How to Get Through an Attack
The single most effective thing you can do during an anxiety attack is slow your breathing. Deep, diaphragmatic breathing, where you draw air into your belly rather than your chest, activates the vagus nerve, a long nerve that runs from your brain to your abdomen and acts as your body’s built-in braking system. Breathe in as deeply as you can, hold for about five seconds, then exhale slowly. Repeat this rhythmically. Watching your belly rise and fall gives your brain something concrete to focus on and directly counteracts the shallow, rapid breathing that fuels the attack.
Cold water also works surprisingly fast. Splashing cold water on your face or holding a cold pack against your face and neck triggers a reflex that slows your heart rate. This is another vagus nerve pathway, and it can take the edge off the physical intensity within a couple of minutes.
Grounding techniques help break the mental spiral. The 5-4-3-2-1 method is one of the most widely recommended: identify five things you can see, four you can touch, three you can hear, two you can smell, and one you can taste. This exercise pulls your attention out of your anxious thoughts and anchors it in the present moment through your senses. It works best if you start with slow, deep breathing before moving through the steps.
Humming, chanting, or singing also stimulate the vagus nerve through vibrations in your throat. It sounds oddly simple, but repeating a single word or sound with a steady rhythm can lower your heart rate and calm your nervous system. Even gentle movement like slow stretching or a short walk can help your body process the excess adrenaline rather than letting it loop through your system.
Anxiety Attacks vs. Panic Attacks
“Anxiety attack” is a term people use widely, but it doesn’t appear as a formal diagnosis in psychiatric guidelines. Panic attacks do. The clinical definition of a panic attack is an abrupt surge of intense fear or discomfort that peaks within minutes and includes at least four of the 13 recognized symptoms (racing heart, sweating, trembling, shortness of breath, chest pain, nausea, dizziness, chills or heat, numbness, derealization, depersonalization, fear of losing control, fear of dying).

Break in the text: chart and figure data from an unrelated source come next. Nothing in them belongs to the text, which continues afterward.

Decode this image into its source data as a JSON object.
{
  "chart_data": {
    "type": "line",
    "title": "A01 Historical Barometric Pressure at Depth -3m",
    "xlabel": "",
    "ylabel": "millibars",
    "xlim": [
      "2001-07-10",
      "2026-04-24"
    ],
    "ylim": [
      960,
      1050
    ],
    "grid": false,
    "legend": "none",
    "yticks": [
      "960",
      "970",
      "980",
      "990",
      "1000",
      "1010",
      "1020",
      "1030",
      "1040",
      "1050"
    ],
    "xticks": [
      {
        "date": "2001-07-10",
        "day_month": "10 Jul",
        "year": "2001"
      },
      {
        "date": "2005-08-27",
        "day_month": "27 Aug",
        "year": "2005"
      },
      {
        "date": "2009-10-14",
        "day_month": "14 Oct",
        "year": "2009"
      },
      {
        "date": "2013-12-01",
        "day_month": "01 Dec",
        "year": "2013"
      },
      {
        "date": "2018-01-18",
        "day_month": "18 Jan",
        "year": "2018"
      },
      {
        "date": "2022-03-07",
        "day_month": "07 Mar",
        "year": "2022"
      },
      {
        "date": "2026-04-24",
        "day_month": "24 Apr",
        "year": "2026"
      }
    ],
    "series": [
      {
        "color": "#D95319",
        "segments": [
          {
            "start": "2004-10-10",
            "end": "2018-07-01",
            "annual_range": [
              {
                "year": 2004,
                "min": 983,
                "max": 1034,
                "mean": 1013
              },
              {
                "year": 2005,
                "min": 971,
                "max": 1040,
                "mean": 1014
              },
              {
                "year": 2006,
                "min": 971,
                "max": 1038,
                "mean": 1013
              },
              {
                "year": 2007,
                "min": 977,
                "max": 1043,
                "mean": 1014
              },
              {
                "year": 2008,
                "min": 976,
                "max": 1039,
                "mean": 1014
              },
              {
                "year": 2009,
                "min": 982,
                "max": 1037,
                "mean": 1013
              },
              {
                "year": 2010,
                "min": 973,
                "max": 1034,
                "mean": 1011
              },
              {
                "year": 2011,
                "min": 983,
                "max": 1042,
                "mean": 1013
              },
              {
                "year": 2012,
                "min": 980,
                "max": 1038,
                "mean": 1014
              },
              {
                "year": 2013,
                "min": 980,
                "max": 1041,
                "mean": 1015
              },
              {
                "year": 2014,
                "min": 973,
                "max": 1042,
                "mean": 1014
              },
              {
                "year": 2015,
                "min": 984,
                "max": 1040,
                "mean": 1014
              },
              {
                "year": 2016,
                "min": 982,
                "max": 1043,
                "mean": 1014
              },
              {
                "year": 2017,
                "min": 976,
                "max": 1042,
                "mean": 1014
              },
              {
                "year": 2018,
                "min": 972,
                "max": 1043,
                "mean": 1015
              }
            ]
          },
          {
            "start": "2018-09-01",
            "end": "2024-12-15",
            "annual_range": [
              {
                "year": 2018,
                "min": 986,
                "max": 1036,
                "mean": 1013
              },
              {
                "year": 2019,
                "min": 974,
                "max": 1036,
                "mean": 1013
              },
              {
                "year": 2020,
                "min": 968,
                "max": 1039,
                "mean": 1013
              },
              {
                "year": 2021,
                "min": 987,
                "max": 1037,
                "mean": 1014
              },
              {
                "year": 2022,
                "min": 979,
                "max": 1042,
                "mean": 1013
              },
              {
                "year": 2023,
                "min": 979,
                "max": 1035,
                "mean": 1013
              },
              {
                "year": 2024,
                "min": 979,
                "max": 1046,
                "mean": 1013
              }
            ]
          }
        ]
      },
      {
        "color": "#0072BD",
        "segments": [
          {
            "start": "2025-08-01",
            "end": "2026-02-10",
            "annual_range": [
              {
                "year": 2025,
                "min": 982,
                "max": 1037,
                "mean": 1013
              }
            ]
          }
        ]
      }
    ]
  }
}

In practice, most people describing an “anxiety attack” are describing something that fits the panic attack criteria. The distinction matters mainly because having a recognized name for what you’re experiencing makes it easier to discuss with a healthcare provider and opens the door to specific, well-studied treatments. Screening tools used by doctors actually bridge the two terms directly, asking patients: “Have you had an anxiety attack, suddenly feeling fear or panic?”
If your attacks happen repeatedly, come without warning, and have started to change how you live your life, whether you avoid certain places, skip exercise because it raises your heart rate, or stay home out of fear, that pattern has a name and effective treatments exist for it.